De mon côté, je comptais dire que Jean XXIII, lors de son avènement, n’a pas été pris au sérieux, parce que, succédant à un pape sec et sinistre et qui traînait deux ou trois casseroles, il avait le physique et le tempérament d’un bon vivant. Mais ce type de personnage, rarissime dans l’Église catholique, est victime du préjugé s’attachant aux « petits gros » –, lesquels, comme on sait, sont uniquement bons à faire rire. Or ce pape, précurseur de Danny DeVito pour sa silhouette, était rondouillard jusqu’à la caricature.

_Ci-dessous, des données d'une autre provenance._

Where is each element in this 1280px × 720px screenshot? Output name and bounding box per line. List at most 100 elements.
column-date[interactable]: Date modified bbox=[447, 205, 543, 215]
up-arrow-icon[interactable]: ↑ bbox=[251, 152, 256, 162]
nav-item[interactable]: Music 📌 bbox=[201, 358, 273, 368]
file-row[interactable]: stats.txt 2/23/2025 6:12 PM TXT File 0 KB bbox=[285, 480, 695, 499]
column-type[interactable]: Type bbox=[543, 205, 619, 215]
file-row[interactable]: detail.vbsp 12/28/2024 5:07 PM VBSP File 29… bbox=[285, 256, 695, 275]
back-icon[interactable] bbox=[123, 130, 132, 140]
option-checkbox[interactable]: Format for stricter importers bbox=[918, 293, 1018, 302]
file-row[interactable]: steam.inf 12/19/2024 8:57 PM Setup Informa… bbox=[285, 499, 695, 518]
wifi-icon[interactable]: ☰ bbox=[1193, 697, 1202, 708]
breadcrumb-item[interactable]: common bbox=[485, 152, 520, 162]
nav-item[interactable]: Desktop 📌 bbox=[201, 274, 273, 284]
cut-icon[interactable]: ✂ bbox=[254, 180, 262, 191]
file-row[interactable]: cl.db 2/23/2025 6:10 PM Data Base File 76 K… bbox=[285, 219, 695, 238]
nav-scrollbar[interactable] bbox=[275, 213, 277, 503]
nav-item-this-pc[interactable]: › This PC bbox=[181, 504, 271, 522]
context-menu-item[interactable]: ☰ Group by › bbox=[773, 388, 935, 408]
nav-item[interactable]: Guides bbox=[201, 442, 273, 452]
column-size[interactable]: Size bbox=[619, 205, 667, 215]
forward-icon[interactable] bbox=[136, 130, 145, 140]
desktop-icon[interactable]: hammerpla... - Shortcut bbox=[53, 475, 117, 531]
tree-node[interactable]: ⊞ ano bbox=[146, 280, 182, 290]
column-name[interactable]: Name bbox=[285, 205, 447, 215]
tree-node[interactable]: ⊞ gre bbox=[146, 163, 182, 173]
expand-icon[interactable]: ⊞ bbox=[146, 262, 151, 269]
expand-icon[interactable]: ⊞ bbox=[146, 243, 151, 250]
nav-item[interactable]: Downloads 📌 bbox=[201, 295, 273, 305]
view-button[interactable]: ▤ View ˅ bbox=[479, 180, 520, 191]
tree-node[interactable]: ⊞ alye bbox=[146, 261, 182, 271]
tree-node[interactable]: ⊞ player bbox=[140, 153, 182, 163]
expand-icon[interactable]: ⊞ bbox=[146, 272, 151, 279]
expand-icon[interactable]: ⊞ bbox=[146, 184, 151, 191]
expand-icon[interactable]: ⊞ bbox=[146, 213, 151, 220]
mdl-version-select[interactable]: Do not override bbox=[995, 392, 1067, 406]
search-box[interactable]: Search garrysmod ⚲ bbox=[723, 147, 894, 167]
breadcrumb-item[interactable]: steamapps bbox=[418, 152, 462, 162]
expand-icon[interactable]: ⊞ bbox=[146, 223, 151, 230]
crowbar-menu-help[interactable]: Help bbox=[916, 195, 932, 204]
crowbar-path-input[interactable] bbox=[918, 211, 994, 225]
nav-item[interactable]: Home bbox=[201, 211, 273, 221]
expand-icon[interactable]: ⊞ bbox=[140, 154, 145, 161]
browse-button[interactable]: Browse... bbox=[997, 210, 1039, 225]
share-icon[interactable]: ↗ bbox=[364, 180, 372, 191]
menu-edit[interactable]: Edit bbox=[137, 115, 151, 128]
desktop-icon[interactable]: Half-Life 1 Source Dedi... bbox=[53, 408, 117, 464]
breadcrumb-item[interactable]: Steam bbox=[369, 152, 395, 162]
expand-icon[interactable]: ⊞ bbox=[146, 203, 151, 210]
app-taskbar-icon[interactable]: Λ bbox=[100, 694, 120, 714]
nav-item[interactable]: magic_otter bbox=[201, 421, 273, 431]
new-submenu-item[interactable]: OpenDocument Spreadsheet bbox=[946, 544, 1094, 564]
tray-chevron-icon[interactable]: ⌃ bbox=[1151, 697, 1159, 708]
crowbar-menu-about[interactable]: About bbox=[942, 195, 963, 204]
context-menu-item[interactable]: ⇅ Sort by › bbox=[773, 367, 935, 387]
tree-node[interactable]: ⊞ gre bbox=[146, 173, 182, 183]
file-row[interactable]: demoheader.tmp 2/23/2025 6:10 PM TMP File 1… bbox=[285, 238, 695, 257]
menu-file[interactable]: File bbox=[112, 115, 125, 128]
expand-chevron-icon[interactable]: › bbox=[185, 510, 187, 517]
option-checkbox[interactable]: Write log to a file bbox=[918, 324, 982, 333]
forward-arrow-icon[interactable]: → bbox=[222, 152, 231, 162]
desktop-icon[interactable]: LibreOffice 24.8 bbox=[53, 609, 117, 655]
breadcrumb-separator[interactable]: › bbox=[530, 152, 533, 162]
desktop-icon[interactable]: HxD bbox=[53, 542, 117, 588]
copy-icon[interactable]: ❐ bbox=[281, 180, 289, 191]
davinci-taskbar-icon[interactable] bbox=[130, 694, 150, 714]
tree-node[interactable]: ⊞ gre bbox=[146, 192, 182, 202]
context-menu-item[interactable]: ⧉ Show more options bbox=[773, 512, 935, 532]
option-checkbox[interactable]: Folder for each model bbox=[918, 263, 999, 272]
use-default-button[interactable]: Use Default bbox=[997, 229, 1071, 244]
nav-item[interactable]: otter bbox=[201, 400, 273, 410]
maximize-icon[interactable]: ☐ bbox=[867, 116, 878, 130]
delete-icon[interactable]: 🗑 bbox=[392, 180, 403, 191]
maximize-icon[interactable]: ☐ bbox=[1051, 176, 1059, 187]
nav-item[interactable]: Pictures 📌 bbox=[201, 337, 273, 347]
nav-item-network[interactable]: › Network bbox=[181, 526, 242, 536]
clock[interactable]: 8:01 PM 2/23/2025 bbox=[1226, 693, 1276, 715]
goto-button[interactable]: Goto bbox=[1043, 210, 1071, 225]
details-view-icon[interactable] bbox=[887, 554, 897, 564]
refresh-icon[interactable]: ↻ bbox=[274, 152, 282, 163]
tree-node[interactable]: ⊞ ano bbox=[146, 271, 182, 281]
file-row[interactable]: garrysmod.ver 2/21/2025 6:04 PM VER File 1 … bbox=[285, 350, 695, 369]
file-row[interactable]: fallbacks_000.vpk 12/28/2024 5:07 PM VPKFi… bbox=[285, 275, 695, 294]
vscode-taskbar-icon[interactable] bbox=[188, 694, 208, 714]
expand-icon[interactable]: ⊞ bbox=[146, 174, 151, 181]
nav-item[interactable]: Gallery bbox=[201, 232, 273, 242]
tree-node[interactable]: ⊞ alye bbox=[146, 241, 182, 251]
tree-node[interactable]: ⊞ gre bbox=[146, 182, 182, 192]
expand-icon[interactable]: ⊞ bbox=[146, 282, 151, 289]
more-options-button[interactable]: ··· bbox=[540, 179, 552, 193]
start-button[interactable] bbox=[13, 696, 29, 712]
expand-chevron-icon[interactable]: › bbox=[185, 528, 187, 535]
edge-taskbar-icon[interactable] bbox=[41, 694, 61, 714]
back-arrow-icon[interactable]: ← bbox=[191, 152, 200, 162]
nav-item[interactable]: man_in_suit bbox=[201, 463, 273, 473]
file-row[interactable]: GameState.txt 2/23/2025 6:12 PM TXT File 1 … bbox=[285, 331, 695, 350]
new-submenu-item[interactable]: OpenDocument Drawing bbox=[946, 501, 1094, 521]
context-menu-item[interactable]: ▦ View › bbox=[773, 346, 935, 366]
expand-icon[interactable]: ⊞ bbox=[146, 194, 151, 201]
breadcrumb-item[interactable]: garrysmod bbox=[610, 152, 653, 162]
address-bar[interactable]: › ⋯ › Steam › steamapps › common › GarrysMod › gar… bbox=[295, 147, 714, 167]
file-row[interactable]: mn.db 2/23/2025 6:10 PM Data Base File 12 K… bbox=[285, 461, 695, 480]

Bon vivant, Eugenio Roncalli l’était, en effet. Pour vous donner un exemple, tout le Vatican le surnommait « Johnny Walker », en référence à sa boisson favorite. Son prédécesseur Pie XII, lui, avait une tête à ne boire que de l’eau minérale, on le respectait, mais on ne l’aimait pas, et lorsqu’il se mit à raconter que Jésus lui était apparu, le cardinal français Tisserand, qui le détestait, commenta sobrement : « C’est de son âge ! ». Jean XXIII, lui, ne commit aucune erreur de ce genre, mais il manifesta sa fermeté dès la première minute, dans le choix de son pseudonyme pontifical. En effet, remontant à l’époque des papes d’Avignon, une polémique subsistait : il y avait eu un de ces papes qui s’appelait déjà Jean XXIII ! Fallait-il le considérer comme légitime, ou montrer au contraire que son pontificat était nul et non avenu ? En reprenant le même nom, le nouveau pape tranchait : il n’y avait jamais eu de Jean XXIII avant lui-même, et donc, le précédent titulaire du nom avait été un faux pape.

Jean XXIII était un homme simple, qui ne faisait pas de manières. On témoigne qu’en juillet 1959, entrant dans la basilique Saint-Pierre pour une audience publique très appréciée des touristes et au cours de laquelle il devait faire un petit discours de bienvenue, il commença par prendre place sur son trône devant le baldaquin de Bernini, puis tira de sa poche un immense mouchoir à carreaux, et se moucha vigoureusement ! On n’avait jamais vu ça, ni entendu un pareil coup de trompette dans la vénérable basilique. Vous imaginez le très élégant Benoît XVI faisant la même chose ?

Sur le rôle politique de ce pape, je vous conseille la lecture de l’article indiqué plus haut, qui le détaille mieux que j’aurais pu le faire. Du coup, il m’épargne d’en écrire un autre, et je reste sur mon terrain, celui de la futilité. Ouf !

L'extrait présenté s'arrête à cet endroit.